Question

Three pieces of cake of weights $4\frac{1}{2}$lbs, $6\frac{3}{4}$lbs and $7\frac{1}{5}$lbs, respectively are to be divided into parts of equal weights. Further, each must be as heavy as possible. If one such part is served to each guest, then what is the maximum number of guests that could be entertained?

• A. $54$
• B. $72$
• C. $20$
• D. $41$

Answer 1

The correct option is D $41$

The pieces of cakes can be simplified as $4\frac{1}{2}=\frac{9}{2}$, $6\frac{3}{4}=\frac{27}{4}$ and $7\frac{1}{5}=\frac{36}{5}$

To get the heaviest piece that each of the cakes can be divided into, we will take their HCF.

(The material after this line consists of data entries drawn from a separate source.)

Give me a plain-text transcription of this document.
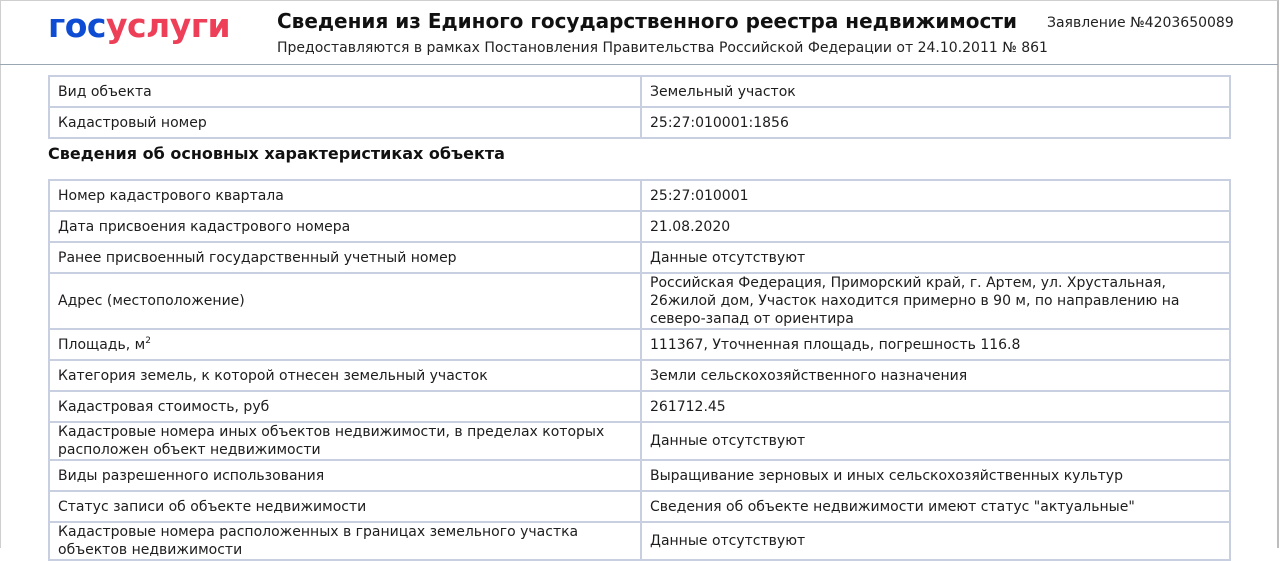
госуслуги Сведения из Единого государственного реестра недвижимости
Предоставляются в рамках Постановления Правительства Российской Федерации от 24.10.2011 № 861
Заявление №4203650089
Вид объекта	Земельный участок
Кадастровый номер	25:27:010001:1856
Сведения об основных характеристиках объекта
Номер кадастрового квартала	25:27:010001
Дата присвоения кадастрового номера	21.08.2020
Ранее присвоенный государственный учетный номер	Данные отсутствуют
Адрес (местоположение)	Российская Федерация, Приморский край, г. Артем, ул. Хрустальная, 26жилой дом, Участок находится примерно в 90 м, по направлению на северо-запад от ориентира
Площадь, $м^2$	111367, Уточненная площадь, погрешность 116.8
Категория земель, к которой отнесен земельный участок	Земли сельскохозяйственного назначения
Кадастровая стоимость, руб	261712.45
Кадастровые номера иных объектов недвижимости, в пределах которых расположен объект недвижимости	Данные отсутствуют
Виды разрешенного использования	Выращивание зерновых и иных сельскохозяйственных культур
Статус записи об объекте недвижимости	Сведения об объекте недвижимости имеют статус "актуальные"
Кадастровые номера расположенных в границах земельного участка объектов недвижимости	Данные отсутствуют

The HCF of 2 fractions is HCF of numerators divided by the LCM of denominators $=\frac{9}{20}$.

Pieces given by first cake $=\frac{9}{2}÷\frac{9}{20}=10$

Pieces given by 2nd cake $=\frac{27}{4}÷\frac{9}{20}=15$

Pieces given by 3rd cake $=\frac{36}{5}÷\frac{9}{20}=16$

Total guests that can be served $=10+15+16=41$.